I am a 25 yr old mother of
three, I just wanted to send you my story in case that it could help
someone else.
I didn't come into this world feeling too wanted to begin with. My
mother was 16 and my natural father didn't even acknowledge my
existence. I was raised by my mother, grandmother and great aunt. My
mom has two sisters and a brother that helped out too and my
step-grandfather. When I was 2 my mom met this guy and married him. I
was led to believe my whole life that this man was my "real"

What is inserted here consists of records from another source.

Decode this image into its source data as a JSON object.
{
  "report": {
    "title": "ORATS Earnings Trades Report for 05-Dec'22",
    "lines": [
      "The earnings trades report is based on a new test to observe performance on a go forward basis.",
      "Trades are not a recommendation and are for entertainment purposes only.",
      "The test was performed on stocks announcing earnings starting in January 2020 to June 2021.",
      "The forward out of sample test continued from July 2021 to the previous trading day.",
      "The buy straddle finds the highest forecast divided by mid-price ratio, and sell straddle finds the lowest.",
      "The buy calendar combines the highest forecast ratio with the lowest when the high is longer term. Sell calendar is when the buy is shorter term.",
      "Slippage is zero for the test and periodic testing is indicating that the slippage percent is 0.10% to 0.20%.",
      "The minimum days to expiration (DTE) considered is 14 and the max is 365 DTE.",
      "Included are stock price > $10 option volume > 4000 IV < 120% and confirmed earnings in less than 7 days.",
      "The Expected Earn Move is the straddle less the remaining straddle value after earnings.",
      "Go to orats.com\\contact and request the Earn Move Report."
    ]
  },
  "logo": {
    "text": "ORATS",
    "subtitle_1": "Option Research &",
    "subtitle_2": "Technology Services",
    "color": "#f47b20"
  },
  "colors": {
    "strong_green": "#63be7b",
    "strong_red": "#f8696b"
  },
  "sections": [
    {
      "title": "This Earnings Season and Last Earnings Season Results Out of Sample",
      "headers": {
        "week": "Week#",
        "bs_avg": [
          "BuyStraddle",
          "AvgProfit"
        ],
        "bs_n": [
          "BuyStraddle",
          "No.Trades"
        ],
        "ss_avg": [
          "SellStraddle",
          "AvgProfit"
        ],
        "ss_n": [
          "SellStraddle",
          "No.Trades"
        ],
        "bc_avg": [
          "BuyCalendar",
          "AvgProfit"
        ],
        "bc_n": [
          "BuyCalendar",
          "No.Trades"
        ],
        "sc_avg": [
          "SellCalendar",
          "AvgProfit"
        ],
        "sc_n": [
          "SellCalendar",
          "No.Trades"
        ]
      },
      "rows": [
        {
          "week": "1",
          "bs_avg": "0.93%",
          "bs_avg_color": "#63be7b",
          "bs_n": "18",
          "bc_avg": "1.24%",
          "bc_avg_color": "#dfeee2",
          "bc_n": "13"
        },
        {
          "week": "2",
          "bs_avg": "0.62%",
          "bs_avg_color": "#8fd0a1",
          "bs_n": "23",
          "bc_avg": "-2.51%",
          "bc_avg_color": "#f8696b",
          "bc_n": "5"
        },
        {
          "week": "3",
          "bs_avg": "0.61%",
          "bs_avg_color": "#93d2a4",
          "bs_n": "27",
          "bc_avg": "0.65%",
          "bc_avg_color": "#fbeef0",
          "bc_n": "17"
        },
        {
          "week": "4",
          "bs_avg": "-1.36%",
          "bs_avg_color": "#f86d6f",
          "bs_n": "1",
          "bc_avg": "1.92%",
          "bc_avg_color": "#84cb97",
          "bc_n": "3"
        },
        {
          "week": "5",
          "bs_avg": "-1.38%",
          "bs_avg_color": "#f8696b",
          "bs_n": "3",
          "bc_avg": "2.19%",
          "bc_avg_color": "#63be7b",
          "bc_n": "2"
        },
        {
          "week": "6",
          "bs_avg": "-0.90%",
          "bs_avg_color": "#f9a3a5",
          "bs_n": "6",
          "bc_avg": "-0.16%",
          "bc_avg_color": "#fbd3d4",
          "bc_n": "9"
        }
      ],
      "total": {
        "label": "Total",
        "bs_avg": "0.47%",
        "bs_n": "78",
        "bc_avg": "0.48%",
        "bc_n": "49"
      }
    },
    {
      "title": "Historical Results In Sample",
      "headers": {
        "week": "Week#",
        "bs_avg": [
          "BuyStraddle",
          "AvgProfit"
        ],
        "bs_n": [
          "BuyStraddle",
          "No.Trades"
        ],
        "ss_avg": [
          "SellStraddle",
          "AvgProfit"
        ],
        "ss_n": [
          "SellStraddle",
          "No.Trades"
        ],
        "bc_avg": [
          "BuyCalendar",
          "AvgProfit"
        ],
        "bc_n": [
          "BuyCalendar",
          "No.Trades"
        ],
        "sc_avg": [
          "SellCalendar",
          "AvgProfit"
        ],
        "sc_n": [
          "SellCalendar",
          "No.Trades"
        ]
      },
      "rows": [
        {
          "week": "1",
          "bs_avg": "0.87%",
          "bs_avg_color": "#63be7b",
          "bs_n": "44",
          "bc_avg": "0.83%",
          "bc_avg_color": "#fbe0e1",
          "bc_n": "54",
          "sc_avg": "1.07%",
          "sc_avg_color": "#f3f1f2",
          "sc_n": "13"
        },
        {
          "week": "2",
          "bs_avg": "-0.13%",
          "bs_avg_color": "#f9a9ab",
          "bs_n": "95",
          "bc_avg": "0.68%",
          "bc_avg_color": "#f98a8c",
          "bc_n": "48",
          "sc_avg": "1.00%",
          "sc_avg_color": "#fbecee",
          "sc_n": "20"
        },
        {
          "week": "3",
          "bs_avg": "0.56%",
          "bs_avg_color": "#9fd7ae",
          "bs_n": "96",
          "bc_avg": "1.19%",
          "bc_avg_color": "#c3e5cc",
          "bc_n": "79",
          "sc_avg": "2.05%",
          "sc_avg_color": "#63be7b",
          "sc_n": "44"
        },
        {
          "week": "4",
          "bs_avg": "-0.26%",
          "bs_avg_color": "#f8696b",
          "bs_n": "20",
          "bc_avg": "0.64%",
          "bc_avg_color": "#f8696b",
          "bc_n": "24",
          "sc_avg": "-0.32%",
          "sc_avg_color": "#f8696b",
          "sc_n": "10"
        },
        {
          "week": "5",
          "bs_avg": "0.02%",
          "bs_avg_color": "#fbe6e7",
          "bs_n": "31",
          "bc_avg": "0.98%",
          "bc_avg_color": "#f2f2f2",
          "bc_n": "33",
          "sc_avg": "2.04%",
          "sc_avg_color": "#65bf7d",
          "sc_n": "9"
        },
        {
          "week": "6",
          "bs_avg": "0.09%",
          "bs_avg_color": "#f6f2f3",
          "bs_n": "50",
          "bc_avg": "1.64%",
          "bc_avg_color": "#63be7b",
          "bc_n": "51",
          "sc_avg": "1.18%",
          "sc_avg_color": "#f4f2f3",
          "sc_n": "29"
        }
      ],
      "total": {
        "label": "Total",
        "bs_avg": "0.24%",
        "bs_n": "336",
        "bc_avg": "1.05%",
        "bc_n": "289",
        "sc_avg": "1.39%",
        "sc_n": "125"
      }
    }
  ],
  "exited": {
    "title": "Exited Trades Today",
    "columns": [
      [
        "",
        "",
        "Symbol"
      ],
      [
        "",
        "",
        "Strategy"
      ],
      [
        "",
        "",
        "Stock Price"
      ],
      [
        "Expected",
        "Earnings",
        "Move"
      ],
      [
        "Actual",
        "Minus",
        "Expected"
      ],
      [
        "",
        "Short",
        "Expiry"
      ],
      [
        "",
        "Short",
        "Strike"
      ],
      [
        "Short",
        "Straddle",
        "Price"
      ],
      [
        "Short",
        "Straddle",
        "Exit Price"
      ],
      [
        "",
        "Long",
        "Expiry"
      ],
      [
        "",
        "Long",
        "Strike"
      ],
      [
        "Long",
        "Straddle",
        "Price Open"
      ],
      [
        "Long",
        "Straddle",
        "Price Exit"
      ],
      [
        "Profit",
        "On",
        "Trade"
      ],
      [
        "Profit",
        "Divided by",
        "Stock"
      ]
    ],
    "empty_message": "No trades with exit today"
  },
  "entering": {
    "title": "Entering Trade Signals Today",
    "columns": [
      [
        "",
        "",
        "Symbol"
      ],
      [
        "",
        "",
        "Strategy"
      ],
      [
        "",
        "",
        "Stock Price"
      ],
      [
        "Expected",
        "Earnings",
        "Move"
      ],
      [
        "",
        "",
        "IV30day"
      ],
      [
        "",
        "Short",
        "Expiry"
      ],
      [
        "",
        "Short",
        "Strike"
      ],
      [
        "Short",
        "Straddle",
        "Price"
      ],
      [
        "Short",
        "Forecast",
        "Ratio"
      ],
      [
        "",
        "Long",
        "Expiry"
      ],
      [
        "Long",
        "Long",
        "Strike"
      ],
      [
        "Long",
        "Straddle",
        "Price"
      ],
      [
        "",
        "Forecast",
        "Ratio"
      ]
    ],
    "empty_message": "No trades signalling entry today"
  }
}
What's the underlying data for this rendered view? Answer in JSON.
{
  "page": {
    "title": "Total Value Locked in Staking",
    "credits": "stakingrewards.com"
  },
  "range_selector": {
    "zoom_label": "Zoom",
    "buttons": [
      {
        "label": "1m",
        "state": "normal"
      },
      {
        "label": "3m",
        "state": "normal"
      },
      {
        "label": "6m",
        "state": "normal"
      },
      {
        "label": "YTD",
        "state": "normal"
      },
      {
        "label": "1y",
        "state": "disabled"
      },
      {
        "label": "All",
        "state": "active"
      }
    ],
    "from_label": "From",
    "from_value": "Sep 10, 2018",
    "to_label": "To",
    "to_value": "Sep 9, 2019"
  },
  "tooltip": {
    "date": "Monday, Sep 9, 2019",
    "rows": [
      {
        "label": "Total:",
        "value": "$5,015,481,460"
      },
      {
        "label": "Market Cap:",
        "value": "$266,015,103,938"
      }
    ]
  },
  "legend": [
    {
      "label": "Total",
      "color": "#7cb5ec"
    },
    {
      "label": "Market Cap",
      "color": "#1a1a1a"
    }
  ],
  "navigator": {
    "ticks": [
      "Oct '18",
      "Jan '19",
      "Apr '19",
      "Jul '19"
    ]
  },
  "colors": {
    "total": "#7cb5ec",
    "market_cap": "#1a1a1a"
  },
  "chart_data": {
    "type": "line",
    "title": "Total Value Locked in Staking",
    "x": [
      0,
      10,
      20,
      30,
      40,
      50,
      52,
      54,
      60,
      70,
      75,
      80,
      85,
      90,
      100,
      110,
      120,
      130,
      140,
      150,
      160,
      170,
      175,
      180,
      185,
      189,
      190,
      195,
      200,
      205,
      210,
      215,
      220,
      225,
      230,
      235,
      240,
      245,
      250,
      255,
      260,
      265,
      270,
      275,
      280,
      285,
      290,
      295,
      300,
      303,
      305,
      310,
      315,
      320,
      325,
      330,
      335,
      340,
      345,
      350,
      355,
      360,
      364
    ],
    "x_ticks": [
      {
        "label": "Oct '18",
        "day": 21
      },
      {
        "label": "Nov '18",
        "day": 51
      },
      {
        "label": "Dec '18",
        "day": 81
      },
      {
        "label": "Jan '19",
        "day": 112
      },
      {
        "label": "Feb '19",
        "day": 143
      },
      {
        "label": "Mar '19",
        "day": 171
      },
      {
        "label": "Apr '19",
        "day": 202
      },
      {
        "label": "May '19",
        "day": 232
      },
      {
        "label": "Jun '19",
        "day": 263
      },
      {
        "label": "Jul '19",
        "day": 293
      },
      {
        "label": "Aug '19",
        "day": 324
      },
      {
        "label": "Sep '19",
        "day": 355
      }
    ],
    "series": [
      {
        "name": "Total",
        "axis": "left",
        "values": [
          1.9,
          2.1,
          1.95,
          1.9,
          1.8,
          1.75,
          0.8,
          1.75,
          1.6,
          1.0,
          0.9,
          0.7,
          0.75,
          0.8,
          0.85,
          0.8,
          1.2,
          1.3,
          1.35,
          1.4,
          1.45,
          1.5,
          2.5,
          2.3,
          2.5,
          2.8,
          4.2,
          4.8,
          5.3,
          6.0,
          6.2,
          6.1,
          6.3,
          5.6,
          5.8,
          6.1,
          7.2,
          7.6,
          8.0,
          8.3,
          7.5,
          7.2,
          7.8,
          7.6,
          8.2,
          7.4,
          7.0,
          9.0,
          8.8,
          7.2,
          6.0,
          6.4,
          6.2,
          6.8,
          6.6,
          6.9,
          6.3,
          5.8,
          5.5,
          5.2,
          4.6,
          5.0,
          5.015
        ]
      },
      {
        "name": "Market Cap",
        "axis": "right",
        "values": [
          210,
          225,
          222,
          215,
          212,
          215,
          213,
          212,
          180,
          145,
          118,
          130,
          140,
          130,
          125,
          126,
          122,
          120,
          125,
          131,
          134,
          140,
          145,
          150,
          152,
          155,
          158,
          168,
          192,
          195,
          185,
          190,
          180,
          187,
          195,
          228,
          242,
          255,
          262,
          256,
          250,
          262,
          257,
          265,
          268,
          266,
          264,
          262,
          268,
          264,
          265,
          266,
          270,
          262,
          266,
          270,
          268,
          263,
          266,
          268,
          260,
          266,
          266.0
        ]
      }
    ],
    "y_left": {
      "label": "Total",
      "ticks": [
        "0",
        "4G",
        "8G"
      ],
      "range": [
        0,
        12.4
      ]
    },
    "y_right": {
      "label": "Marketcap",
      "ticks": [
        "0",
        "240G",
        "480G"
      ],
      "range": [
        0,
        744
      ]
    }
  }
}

father. When I was 5 they had a son together. Up until I was in my
early teens I remember everything being normal I guess. I think it all
started when I was about 12-13. I would cry in my room for hours for
no reason and scream into my pillow. I would also cut myself with a
utility knife because it made me feel better. My brother is ADHD, so
he was always being bad. I made good grades and was a good kid. I
never caused any trouble or anything and I kind of just faded into the
b! ackground. The only people that I felt really wanted me, that
really "saw" me was my Nana and my Papa. They are my mom's
mom and step-dad. They didn't want my mom to take me when she met my
"dad". I would stay with them any chance that I got. They
made me feel safe and loved. They were my saviours in my darkness.
When I was 14, my
"dad" left us. He took my brother and left 2 weeks before
Christmas. On one occasion when I was visiting him he told me that I
wasn't his natural daughter and he didn't feel like he should have to
pay child support for a child that isn't his. I left immediately and
went crying to my Nana and my mom. They told me the truth about my
real father and it was left at that. At about the same time at school
I was seeing my guidance counselor. I was talking with her about how I
felt and she suggested I see a psychologist/psychiatrist because she
felt that I was manic depressive and co-dependant. I never told my mom
because she was too stressed about money already and we didn't have
any insurance. I went on dealing with it on my own. When I was 17, I
met this guy named David. From the moment I met him it was like we
were on the same brain wave or something. He knew me like no one has
ever known me. And from that day forward ! we have never been apart. A
year after we met we found out that I was pregnant. I had our first
son in March 1994. When he was about 8 months old I decided to try and
find my real father. And I did, well I found his parents. He had
committed suicide 10 years prior. I never heard from them again. In
1997, I had our daughter and the again in 1998 I had our third and
last son. It was after he was born that everything started going down
hill. I had anxiety attacks and I was depressed. It took everything
that I had to get up and take care of the kids everyday. I couldn't
talk to anyone about it, I was scared!
My husband cheated on me,
that killed me. I could have never believed it except it came out of
his mouth. I mean it was a one time thing, not like an affair, if that
is suppose to make it any better. I forgave him and we got on with our
lives together. It still hurts, and I am still suspicious. But around
that time, my moods were starting to get really bad. I would walk into
the room happy and energetic and then five seconds later I was
depressed accusing him of not loving me and screaming at him. Then I
would be happy and laughing again. This just got worse over the next 2
years.
Just about 3 weeks ago, I
woke up one morning and started crying. I had never felt like
this. I felt so overwhelmed and so out of control. I took my son to
his orthopedic doctor's appt. and then I drove my kids to my mom's and
went to the doctors. He talked with me for awhile and the said that he
thinks that I am manic depressive. I told him that I was told that
when I was 15. He put me on Eskalith and Xanax. I am doing better now,
I actually converse with my children now. And I am more normal. They
were scared. One minute I would be outside at 10pm jumping on the
trampoline and then I would be sitting there crying. I am glad that i
finally got some help. I just wish that I could get my husband to
understand what is wrong with me. He is the type that if you can't see
it its not there. Also, I want to be informed on any screenings that
can be done on my children to see of they could be BP. I would really
like to catch it early i! f they are because I don't want them going
through what I have been through. I hope that if this touches one
teenagers life that it has helped. Sometimes parents think the mood
swings are a part of the teen years and hormones and stuff, but
sometimes that aren't and you should really be in tune with your kids.
I am sorry this has been so long but it felt good to get it out!